С другой стороны, достоверные стороны коммунистического анализа были более чем уравновешены глубоко отсталым характером их политики и тактики: распространением принципа вождизма внутри партии и разрушением партийной демократии вслед за полной зависимостью политики от русской коммунистической партии; сильным преобладанием революционной синдикалистской тактики; национал-большевистской линией; доктриной социального фашизма; лозунгом Volksrevolution; наконец, частыми изменениями партийной линии.

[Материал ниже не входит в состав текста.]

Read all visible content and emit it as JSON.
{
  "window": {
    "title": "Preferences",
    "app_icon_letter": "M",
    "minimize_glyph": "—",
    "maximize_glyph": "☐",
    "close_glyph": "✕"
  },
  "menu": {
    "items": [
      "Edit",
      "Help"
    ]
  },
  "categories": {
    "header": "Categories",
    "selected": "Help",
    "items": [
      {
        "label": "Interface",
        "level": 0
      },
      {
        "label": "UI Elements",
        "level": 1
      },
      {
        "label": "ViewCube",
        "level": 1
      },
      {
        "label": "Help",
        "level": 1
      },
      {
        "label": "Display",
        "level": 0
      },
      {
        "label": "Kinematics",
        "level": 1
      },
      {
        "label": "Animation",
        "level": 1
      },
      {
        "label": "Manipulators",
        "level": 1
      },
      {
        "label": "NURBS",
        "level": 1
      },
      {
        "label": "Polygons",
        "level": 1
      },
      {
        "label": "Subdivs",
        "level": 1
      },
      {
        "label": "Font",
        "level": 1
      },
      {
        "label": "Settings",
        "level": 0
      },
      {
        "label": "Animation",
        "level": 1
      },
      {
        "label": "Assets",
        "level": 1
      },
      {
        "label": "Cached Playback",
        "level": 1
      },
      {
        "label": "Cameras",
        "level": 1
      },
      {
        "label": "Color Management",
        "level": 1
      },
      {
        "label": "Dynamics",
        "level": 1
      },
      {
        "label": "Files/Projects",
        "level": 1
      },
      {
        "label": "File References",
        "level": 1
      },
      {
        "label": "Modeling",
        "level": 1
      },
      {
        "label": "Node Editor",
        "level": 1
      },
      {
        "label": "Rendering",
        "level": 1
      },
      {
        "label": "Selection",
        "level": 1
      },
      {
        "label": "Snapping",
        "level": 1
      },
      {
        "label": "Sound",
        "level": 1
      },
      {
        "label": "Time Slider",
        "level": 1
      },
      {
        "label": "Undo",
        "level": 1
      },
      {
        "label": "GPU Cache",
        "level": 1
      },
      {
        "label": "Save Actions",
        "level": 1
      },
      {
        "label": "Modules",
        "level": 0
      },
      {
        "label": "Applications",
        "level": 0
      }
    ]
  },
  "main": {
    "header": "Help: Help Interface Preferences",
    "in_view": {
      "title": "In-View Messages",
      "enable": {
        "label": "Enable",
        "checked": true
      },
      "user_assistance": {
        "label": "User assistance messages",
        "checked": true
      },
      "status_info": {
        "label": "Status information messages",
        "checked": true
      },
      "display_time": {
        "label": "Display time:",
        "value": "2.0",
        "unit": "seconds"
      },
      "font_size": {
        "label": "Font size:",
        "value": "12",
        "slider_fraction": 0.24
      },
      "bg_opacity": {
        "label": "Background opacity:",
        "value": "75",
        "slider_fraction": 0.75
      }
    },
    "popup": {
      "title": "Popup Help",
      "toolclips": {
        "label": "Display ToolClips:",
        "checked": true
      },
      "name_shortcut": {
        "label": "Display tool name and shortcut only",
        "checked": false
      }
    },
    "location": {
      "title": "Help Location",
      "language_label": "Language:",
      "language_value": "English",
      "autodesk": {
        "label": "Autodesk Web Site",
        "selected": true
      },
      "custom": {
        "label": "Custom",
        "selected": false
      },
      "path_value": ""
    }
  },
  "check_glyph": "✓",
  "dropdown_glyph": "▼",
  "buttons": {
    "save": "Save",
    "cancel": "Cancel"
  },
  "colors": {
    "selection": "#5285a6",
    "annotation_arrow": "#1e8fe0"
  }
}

Один потенциальный союзник, партия католического центра, оказался совершенно ненадежным. При Эрцбергере и какое-то время при Иосифе Вирте она представляла самое вдохновенное руководство, какое только знала республика. Вместе с ростом реакции правое крыло тем не менее становилось все более и более преобладающим в партии в лице Брюнинга как образцового представителя умеренных консерваторов и Папена из реакционной части. Из числа других партий демократическая партия исчезла с политической сцены, и многочисленные отколовшиеся группы пытались занять ее место как выразителя интересов среднего класса. Домовладельцы, ремесленники, мелкие крестьяне формировали свои собственные партии; политическое движение организовали оценщики имущества. Все они сумели обрести некоторую политическую форму, потому что система пропорционального представительства разрешала каждому сектантскому движению иметь голос и предотвращала формирование твердого большинства.

5. Контрреволюция

В тот же день, когда в 1918 г. вспыхнула революция, начала организовываться и контрреволюционная партия. Она испробовала множество форм и лозунгов, но вскоре усвоила, что могла бы прийти к власти только с помощью государственной машины, но никогда вопреки ей. Капповский путч 1920 г. и путч Гитлера 1923 г. это доказали.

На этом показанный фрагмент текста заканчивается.